Investigation of the effects of Chlorella vulgaris as an adjunctive therapy for dyslipidemia: Results of a randomised open-label clinical trial

• Published in: Nutrition & dietetics Vol. 69; no. 1; pp. 13 - 19
• Main Authors: PANAHI, Yunes, PISHGOO, Bahram, JALALIAN, Hamid R., MOHAMMADI, Elaheh, TAGHIPOUR, Hamid R., SAHEBKAR, Amirhossein, ABOLHASANI, Ehsan
• Format: Journal Article
• Language: English
• Published: Melbourne, Australia Blackwell Publishing Asia 01.03.2012; Wiley Subscription Services, Inc
• Subjects: alanine transaminase; alkaline phosphatase; aspartate transaminase; atorvastatin; biomarkers; blood; blood glucose; blood lipids; Chlorella vulgaris; Cholesterol; clinical trial; Clinical trials; creatine kinase; creatinine; Dietary supplements; Drug therapy; dyslipidemia; hyperlipidemia; lipid profile; Lipids; lipoproteins; microalgae; normal values; therapeutics; triacylglycerols; urea nitrogen
• ISSN: 1446-6368; 1747-0080
• DOI: 10.1111/j.1747-0080.2011.01569.x

Aim:  Chlorella vulgaris is a unicellular green microalga with several pharmacological activities including anti‐hyperlipidemic effects.
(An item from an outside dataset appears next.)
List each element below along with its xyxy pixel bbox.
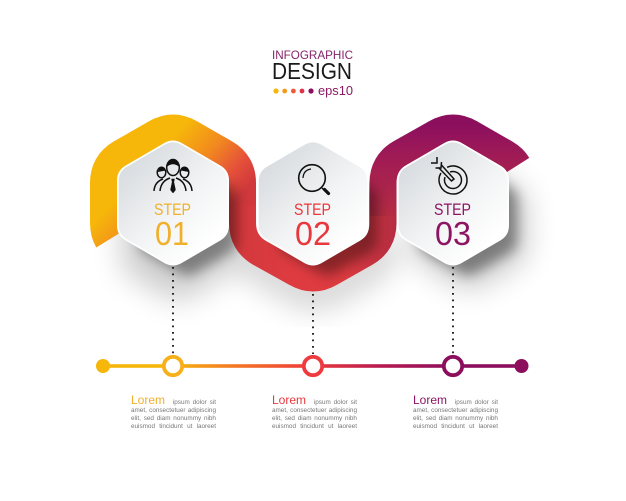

In spite of interesting preclinical findings, the clinical efficacy of C. vulgaris in dyslipidemia—whether alone or in combination with statins—has not been clarified. The present study aimed to investigate the impact of supplementation with C. vulgaris as an adjunctive therapy to atorvastatin in dyslipidemic subjects. Methods:  In a randomised, open‐label clinical trial, 100 dyslipidemic subjects were randomly assigned to: (i) Chlorella group (n = 50, dropouts = 24), receiving C. vulgaris (600 mg/day) + atorvastatin (20 mg/day) for 8 weeks; or (ii) atorvastatin group (n = 50, dropouts = 13), receiving only atorvastatin (20 mg/day) for 8 weeks. Lipid profile and biomarkers of muscular, hepatic and renal injury were determined at baseline and at the end of the trial. Results:  There were significant reductions in serum total cholesterol (P < 0.001), low‐density lipoprotein cholesterol (P < 0.001) and triglycerides (P= 0.006 in Chlorella and P= 0.004 in atorvastatin group) in both groups. No significant change in serum high‐density lipoprotein cholesterol levels was observed in any of the groups. Serum aspartate aminotransferase levels were raised in both Chlorella (P= 0.034) and atorvastatin (P= 0.002) groups, whereas alkaline phosphatase was only elevated in the Chlorella group (P= 0.028). In comparison with baseline values, no significant change was observed in serum levels of alanine aminotransferase, creatine phosphokinase, creatinine, blood urea nitrogen and fasting blood sugar. Conclusion:  Based on the results, addition of C. vulgaris to atorvastatin therapy for 8 weeks does not appear to be associated with an improved control of serum lipid profile.